User Experience Update
Contributed by: Mark Waite
Jenkins 2.375.1 was released on November 30, 2022 with more improvements to the user interface. Special thanks to Jan Faracik, Tim Jacomb, Alexander Brandes, Wadeck Follonier, Daniel Beck, and many others that were involved in the most recent improvements to the user experience.
The weather icons have been updated to be more recognizable. They continue to work well in both light themes and dark themes.
The plugin manager navigation has moved from the top of the page to the side panel. The search field is more visible.

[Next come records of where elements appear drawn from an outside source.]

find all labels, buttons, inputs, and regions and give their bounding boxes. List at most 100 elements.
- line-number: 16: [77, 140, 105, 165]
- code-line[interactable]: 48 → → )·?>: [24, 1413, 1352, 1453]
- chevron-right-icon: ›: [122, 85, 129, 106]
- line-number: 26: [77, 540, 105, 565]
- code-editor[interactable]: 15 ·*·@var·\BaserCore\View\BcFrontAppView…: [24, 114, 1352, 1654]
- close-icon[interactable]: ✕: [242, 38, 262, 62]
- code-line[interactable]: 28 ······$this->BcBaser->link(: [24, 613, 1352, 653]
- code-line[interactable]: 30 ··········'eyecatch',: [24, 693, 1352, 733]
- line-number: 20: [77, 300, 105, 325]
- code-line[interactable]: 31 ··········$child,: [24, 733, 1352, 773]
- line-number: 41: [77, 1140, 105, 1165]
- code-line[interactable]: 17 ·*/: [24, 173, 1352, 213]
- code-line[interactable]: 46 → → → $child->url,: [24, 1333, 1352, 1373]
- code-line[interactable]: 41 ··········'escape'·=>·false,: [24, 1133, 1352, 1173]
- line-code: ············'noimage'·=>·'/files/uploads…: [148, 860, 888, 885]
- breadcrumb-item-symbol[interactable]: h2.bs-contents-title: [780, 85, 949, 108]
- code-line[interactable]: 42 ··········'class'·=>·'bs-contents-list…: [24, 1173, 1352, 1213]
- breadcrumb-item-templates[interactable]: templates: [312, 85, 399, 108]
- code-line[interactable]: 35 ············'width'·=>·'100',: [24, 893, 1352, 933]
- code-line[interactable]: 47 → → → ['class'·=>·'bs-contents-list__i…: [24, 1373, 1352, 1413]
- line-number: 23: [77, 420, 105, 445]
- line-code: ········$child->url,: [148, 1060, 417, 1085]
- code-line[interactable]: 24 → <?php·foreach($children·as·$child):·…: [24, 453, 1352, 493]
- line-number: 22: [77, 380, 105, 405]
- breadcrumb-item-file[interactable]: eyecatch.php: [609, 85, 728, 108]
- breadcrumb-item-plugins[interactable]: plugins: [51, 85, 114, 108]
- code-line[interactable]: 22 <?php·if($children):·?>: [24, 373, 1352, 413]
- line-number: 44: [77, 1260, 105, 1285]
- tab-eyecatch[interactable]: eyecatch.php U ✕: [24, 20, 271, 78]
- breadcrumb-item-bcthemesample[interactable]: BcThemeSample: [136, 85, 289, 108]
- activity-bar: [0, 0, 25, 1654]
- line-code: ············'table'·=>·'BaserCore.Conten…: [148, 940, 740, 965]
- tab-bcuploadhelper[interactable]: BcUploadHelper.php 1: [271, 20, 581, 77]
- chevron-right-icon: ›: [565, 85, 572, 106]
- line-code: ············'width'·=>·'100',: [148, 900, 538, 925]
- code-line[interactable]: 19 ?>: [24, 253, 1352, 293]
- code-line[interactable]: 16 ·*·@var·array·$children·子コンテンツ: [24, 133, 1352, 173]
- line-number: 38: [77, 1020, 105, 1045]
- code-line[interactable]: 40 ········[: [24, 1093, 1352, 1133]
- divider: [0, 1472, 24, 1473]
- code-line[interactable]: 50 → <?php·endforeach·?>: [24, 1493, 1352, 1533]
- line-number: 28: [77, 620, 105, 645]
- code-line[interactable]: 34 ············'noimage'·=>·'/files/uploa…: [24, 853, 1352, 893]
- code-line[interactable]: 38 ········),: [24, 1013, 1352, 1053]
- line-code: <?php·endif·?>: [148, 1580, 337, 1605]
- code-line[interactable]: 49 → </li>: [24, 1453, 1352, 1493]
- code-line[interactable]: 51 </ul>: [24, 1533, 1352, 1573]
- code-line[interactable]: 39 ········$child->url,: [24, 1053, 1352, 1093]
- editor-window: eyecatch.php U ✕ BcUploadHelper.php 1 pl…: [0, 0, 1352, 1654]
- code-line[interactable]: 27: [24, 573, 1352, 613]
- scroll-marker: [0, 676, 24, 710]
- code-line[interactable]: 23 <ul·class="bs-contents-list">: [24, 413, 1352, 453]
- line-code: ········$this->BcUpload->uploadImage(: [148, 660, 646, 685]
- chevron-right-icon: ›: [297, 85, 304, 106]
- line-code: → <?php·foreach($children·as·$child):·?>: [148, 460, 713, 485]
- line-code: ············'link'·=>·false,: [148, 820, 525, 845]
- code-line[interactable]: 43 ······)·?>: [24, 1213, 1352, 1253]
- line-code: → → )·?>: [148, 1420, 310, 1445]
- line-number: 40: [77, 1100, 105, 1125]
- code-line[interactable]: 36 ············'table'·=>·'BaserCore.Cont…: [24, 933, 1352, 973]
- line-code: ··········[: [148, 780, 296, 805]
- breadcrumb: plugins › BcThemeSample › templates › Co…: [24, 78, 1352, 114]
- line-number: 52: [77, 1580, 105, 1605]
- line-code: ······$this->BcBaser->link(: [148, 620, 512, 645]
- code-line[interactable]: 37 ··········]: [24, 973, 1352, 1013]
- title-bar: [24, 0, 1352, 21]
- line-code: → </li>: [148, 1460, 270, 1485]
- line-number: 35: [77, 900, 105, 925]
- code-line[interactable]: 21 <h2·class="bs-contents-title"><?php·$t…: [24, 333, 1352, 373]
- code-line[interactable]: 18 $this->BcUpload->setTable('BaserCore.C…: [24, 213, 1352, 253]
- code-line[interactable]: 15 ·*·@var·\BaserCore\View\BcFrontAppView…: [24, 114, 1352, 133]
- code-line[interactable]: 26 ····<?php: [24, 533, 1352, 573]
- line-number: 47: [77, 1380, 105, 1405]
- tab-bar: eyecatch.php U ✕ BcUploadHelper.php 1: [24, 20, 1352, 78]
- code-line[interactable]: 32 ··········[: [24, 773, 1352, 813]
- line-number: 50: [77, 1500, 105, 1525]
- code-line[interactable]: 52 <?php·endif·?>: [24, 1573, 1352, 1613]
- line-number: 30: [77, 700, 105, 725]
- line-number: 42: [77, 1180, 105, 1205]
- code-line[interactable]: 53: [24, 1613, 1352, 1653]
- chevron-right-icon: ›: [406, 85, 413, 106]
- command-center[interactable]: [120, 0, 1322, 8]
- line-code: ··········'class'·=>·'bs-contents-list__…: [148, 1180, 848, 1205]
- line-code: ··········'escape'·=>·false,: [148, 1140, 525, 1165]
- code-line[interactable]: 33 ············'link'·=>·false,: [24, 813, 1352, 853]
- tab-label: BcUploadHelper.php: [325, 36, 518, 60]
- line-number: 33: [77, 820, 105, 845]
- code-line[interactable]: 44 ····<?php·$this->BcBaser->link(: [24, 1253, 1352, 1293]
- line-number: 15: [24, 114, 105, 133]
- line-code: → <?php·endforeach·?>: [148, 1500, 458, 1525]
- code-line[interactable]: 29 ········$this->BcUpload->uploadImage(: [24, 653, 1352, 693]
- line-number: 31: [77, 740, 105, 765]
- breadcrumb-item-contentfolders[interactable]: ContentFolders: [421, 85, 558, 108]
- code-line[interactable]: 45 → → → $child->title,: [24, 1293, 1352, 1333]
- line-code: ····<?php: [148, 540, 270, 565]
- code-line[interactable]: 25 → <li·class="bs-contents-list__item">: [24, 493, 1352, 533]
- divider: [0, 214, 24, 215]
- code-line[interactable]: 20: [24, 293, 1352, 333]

The User Experience SIG is also pleased to note a valuable improvement in the Jenkins 2.380 weekly release. The tooltips that were previously provided by the unmaintained and long outdated YahooUI JavaScript library are now being provided by the Tippy.js JavaScript framework. Special thanks to Jan Faracik for his work removing that use of the YahooUI JavaScript library.
Documentation Update
Contributed by: Kevin Martens
Jenkins.io is now using Algolia v3 for its search feature. This update has not only improved searching on the Jenkins site, but also provided a new search UI, which provides helpful suggestions. Massive thanks to Gavin Mogan for working on this and improving the Jenkins.io search.
Algolia has graciously upgraded our search from their legacy v2 to the super pretty and useful v3 apis. This includes a new fully accessible popup. I just love being able to goto jenkins.io and hitting ctrl+k to search.
said Gavin Mogan, current Jenkins Board Member, maintainer of the Jenkins plugin site, and plugin site API.
Advocacy & Outreach Update
Contributed by: Alyssa Tong
Jenkins gets ready for Google Summer of Code 2023!
Google recently announced the GSoC 2023 program timeline, and the Advocacy & Outreach SIG has responded! We’ve established the GSoC early preparations for applicants - steps to effective submission post to help future contributors with the process. On December 20, 2022 at 4PM UTC there will be a walk through of this process via a webinar. We would like this to be an interactive webinar so bring your questions. See Event Calendar (See GSoC 2023 - Contributor webinar: How to get ready) for login details.
We are still in great need of project idea proposals and mentors.
GSoC project ideas are coding projects that potential GSoC contributors can accomplish in 10-22 weeks.
The coding projects can be new features, plugins, test frameworks, infrastructure, etc. Anyone can submit a project idea.
Mentoring takes about 5 to 8 hours of work per week (more at the start, less at the end).
Mentors provide guidance, coaching, and sometimes a bit of cheerleading. They review GSoC contributor proposals, pull requests and contributor presentations at the evaluation phase.